January 9, 2007 :: Datacenter outage

Jason · January 09, 2008, 05:23:50 AM

We're waiting on info from the dc but right around 4:50am EST today, some sort of widespread outage (looks to be power) happened at the dc that took a majority of our servers offline.

All came back up quickly except for Maelstrom which is still down. It likely hung on the reboot/restart.

A ticket is open for this however, given the size of the outage (looks to be very widespread) and the time of the early morning, support is there is under extreme pressure to respond. Senior mgmt has posted that they're on their way in to address.

I'll keep this posted as details are learned.

Jason · January 09, 2008, 10:33:18 AM

Here's what little more I know at this time...

I've heard conflicting news about the cause of what's going on now only that it is still very much impacting the datacenter. They called in all staff a few hours back and have everyone working phones and tickets.

Overall, Charlottezweb managed to be a lot better off than a lot of people who have lots of servers down.
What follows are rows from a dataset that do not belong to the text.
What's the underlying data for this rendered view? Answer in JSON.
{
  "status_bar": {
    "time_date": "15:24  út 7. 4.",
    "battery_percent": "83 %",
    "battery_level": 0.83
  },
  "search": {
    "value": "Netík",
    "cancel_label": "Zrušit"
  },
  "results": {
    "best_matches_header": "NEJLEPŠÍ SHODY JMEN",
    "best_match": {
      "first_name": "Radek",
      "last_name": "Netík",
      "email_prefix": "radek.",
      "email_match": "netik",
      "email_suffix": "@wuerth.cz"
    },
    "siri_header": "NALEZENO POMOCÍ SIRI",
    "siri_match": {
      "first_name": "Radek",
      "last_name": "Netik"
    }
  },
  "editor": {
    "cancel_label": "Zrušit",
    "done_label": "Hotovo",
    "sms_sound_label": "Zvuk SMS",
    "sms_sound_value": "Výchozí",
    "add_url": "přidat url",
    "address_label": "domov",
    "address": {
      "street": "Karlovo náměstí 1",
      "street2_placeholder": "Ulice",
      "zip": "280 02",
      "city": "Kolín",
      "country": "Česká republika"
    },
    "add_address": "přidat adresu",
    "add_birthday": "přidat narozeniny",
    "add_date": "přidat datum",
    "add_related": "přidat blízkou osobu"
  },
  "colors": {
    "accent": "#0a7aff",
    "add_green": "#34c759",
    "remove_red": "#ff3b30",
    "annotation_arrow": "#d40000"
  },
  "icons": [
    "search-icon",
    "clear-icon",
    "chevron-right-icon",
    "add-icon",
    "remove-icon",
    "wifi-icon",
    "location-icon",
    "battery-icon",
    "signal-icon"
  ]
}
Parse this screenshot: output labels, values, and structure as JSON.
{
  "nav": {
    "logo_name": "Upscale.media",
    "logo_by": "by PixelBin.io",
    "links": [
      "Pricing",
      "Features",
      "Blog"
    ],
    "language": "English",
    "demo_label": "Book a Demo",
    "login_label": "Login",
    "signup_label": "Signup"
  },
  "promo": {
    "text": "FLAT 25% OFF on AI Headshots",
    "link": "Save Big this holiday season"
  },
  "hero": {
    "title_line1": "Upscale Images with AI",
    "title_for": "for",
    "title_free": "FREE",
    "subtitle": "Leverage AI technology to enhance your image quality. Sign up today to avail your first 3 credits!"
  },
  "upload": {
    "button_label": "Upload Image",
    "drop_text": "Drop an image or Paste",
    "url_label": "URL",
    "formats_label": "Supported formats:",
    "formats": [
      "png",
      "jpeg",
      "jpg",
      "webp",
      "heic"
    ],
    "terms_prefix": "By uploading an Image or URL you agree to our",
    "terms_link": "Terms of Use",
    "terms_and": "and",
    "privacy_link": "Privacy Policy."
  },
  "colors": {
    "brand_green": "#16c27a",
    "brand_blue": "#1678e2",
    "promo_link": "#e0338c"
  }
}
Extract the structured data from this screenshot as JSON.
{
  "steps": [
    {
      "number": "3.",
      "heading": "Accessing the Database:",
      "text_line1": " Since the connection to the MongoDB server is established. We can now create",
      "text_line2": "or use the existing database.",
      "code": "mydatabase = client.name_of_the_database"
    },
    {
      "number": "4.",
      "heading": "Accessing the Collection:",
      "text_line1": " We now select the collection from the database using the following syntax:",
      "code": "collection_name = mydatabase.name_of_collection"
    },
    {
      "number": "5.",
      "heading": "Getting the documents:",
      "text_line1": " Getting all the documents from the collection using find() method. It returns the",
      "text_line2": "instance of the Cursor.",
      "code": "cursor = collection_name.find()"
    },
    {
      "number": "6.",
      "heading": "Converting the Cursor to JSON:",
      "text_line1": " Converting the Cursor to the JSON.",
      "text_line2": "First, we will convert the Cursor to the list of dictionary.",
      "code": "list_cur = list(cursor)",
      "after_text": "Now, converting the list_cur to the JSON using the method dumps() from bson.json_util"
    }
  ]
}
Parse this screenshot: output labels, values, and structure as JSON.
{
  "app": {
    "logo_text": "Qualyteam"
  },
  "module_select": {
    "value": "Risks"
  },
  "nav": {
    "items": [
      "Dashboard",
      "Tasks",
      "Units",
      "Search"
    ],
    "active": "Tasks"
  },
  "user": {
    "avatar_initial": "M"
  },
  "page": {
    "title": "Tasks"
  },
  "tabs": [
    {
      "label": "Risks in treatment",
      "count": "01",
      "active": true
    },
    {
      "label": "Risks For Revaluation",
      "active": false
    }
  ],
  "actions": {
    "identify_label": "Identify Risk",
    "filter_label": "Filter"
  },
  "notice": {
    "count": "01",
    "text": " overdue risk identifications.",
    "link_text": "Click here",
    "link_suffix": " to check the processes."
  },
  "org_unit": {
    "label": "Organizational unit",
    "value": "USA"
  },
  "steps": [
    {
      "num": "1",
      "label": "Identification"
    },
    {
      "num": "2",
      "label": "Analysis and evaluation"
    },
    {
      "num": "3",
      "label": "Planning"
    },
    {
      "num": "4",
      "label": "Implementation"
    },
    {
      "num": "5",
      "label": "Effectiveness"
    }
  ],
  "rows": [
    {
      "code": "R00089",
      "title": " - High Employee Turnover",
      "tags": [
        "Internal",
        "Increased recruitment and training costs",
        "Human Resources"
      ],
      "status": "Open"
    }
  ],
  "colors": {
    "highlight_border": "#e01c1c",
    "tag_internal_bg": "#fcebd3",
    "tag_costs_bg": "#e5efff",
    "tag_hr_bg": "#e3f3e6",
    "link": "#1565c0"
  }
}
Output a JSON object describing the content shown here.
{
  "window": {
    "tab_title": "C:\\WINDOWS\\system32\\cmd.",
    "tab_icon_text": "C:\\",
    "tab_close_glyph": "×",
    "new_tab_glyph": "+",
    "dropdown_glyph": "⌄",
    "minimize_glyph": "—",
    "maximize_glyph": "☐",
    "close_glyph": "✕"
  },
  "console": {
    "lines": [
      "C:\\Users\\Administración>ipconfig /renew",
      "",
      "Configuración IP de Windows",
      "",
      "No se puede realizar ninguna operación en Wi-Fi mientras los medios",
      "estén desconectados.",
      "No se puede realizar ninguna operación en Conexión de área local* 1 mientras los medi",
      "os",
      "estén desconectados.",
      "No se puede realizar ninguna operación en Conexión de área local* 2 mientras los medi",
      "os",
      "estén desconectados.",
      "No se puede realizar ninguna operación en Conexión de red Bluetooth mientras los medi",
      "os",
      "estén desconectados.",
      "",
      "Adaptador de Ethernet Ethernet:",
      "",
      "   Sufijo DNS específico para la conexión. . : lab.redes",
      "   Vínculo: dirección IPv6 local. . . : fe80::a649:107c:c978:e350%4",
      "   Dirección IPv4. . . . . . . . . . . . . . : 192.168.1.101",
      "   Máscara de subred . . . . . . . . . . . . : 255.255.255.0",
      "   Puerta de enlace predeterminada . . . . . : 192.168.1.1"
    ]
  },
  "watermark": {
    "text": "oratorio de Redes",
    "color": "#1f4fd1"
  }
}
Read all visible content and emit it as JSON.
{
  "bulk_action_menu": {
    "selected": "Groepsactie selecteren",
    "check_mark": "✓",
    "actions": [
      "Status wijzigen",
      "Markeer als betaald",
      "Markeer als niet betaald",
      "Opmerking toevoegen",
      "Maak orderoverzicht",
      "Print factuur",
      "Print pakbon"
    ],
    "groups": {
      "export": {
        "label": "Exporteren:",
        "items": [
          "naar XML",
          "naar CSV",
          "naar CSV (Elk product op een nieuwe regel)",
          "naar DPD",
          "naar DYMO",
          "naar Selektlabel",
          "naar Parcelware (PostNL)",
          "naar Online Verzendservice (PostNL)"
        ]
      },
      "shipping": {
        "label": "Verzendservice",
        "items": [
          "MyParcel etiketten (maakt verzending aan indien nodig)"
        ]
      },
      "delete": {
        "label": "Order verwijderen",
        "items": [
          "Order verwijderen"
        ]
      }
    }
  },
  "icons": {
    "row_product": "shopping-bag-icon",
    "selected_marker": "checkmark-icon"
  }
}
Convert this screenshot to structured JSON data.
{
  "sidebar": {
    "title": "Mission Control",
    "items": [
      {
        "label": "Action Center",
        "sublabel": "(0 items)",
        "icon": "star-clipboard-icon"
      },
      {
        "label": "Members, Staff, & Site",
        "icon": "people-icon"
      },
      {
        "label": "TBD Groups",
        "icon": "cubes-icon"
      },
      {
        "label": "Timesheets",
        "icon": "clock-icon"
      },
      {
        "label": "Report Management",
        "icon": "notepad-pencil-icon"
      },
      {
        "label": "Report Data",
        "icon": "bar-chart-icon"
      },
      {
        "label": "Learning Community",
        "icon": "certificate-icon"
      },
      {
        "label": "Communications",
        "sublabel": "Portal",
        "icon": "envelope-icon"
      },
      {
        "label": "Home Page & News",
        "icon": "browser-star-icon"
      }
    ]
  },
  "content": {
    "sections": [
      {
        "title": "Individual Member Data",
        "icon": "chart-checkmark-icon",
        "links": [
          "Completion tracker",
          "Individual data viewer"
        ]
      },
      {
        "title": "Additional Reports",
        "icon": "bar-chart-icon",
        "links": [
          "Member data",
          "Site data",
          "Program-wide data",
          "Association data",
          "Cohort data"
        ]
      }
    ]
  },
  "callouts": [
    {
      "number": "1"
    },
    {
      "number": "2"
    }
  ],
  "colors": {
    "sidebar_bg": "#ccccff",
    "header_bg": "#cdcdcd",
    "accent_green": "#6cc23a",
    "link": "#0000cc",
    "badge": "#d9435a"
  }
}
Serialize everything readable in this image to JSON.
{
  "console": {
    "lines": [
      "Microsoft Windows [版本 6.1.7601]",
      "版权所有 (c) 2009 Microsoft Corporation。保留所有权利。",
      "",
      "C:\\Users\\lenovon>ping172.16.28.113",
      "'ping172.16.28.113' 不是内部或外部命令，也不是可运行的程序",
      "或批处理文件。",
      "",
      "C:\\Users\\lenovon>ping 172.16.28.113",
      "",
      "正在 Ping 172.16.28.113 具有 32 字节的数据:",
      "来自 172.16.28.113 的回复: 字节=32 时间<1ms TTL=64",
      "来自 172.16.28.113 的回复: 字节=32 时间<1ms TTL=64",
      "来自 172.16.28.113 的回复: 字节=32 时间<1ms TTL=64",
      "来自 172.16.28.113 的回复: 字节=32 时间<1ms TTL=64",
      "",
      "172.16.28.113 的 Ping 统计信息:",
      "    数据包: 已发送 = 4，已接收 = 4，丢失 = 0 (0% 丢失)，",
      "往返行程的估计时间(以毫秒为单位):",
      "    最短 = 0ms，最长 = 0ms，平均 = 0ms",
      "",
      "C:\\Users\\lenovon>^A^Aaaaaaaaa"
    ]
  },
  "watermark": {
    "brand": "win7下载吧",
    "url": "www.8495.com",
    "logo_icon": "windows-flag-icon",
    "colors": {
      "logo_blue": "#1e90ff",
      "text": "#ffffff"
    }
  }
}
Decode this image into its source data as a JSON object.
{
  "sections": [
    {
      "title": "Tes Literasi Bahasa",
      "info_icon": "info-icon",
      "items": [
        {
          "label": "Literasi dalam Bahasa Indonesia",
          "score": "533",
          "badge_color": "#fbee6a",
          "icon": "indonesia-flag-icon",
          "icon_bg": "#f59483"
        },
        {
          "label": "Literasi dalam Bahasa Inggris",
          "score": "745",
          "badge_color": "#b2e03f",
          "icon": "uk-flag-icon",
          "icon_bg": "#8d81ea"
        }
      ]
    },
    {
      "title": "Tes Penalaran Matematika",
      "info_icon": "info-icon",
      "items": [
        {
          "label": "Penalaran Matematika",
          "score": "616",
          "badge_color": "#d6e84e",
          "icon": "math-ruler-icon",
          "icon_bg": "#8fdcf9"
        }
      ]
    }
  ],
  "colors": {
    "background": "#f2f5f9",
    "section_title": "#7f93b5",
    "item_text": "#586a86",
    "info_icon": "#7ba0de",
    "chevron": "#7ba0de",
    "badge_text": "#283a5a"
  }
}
There's quite a heated discussion taking place all morning in the client's board there.

I've requested an update a few times in that thread and updated our ticket. As painful as having this server down is, I know they're doing everything in their power to address everything at this time.

I fully expect to have a lot more information to share when this is over because whatever occurred this morning has stirred up a lot of anger and questions over reliability.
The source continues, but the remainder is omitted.